Havia camelôs fazendo propaganda e vendendo remédios pra lombriga, espinhela caída, reumatismo, “difrusso” (defluxo ou catarro), “estalicido” (coriza ou gripe), dor nas “oiça” (dor de ouvido), “morróida de botão” (hemorróidas), “comichão nas partes”, “queima na boca do estrombo” (azia), frieira, congestão (AVC) e outras mazelas.

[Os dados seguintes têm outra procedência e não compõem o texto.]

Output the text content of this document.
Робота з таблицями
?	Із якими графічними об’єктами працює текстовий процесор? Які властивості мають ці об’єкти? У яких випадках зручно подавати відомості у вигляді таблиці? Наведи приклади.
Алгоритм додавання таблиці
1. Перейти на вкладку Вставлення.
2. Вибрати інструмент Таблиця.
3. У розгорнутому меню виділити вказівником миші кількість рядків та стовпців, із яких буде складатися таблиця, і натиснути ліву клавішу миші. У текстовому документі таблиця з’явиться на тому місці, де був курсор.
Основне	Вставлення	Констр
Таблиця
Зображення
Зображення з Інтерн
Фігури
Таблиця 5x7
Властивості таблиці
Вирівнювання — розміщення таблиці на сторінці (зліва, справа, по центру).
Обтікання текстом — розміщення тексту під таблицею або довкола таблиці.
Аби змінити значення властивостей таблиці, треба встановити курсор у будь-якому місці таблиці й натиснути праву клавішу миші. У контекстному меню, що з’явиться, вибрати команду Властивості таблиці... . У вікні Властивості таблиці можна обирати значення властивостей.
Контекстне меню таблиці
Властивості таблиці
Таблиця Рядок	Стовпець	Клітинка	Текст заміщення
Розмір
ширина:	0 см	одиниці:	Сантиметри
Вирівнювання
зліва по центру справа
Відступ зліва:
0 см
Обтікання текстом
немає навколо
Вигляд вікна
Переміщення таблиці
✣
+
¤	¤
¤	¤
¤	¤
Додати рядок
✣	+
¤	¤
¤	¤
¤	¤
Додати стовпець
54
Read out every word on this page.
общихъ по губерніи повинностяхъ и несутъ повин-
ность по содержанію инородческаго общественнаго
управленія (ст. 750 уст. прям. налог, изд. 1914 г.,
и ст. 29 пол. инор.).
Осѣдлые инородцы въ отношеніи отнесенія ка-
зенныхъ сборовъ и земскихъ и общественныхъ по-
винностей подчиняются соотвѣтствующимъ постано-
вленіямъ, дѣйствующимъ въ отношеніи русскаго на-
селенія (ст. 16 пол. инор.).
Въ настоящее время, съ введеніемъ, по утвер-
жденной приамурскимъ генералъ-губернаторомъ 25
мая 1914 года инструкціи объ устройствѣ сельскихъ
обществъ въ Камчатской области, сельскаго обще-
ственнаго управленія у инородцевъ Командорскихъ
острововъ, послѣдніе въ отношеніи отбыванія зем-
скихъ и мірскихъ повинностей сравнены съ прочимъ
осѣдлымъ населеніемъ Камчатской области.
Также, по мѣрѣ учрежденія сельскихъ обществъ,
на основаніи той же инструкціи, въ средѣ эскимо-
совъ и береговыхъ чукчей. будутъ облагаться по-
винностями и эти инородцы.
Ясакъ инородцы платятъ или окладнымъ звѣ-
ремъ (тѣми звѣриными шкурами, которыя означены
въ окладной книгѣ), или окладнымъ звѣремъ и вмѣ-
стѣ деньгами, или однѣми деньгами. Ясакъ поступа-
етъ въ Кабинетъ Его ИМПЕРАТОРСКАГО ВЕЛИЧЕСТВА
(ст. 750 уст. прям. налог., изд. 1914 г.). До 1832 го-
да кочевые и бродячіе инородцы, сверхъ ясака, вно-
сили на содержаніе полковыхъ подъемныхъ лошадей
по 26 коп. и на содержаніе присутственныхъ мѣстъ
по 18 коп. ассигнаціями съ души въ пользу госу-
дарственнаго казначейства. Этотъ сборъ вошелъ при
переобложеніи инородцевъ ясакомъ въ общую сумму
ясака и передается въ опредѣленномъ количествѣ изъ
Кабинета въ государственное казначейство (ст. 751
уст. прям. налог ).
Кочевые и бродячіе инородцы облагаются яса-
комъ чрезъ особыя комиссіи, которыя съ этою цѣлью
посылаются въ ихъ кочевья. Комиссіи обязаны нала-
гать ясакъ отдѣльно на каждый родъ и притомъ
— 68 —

“Feira Nordestina”, de Militão dos Santos
Havia na feira um “doutor”, “especialista” em tirar, com ácido, “sinais de carne”, que hoje seriam considerados “carcinomas”, mas naquela época não se falava nisso. Até pessoas mais esclarecidas se sujeitavam a tirar “sinais de carne”, principalmente no rosto. Por incrível que pareça, nunca se soube que um só procedimento desse não tivesse dado certo.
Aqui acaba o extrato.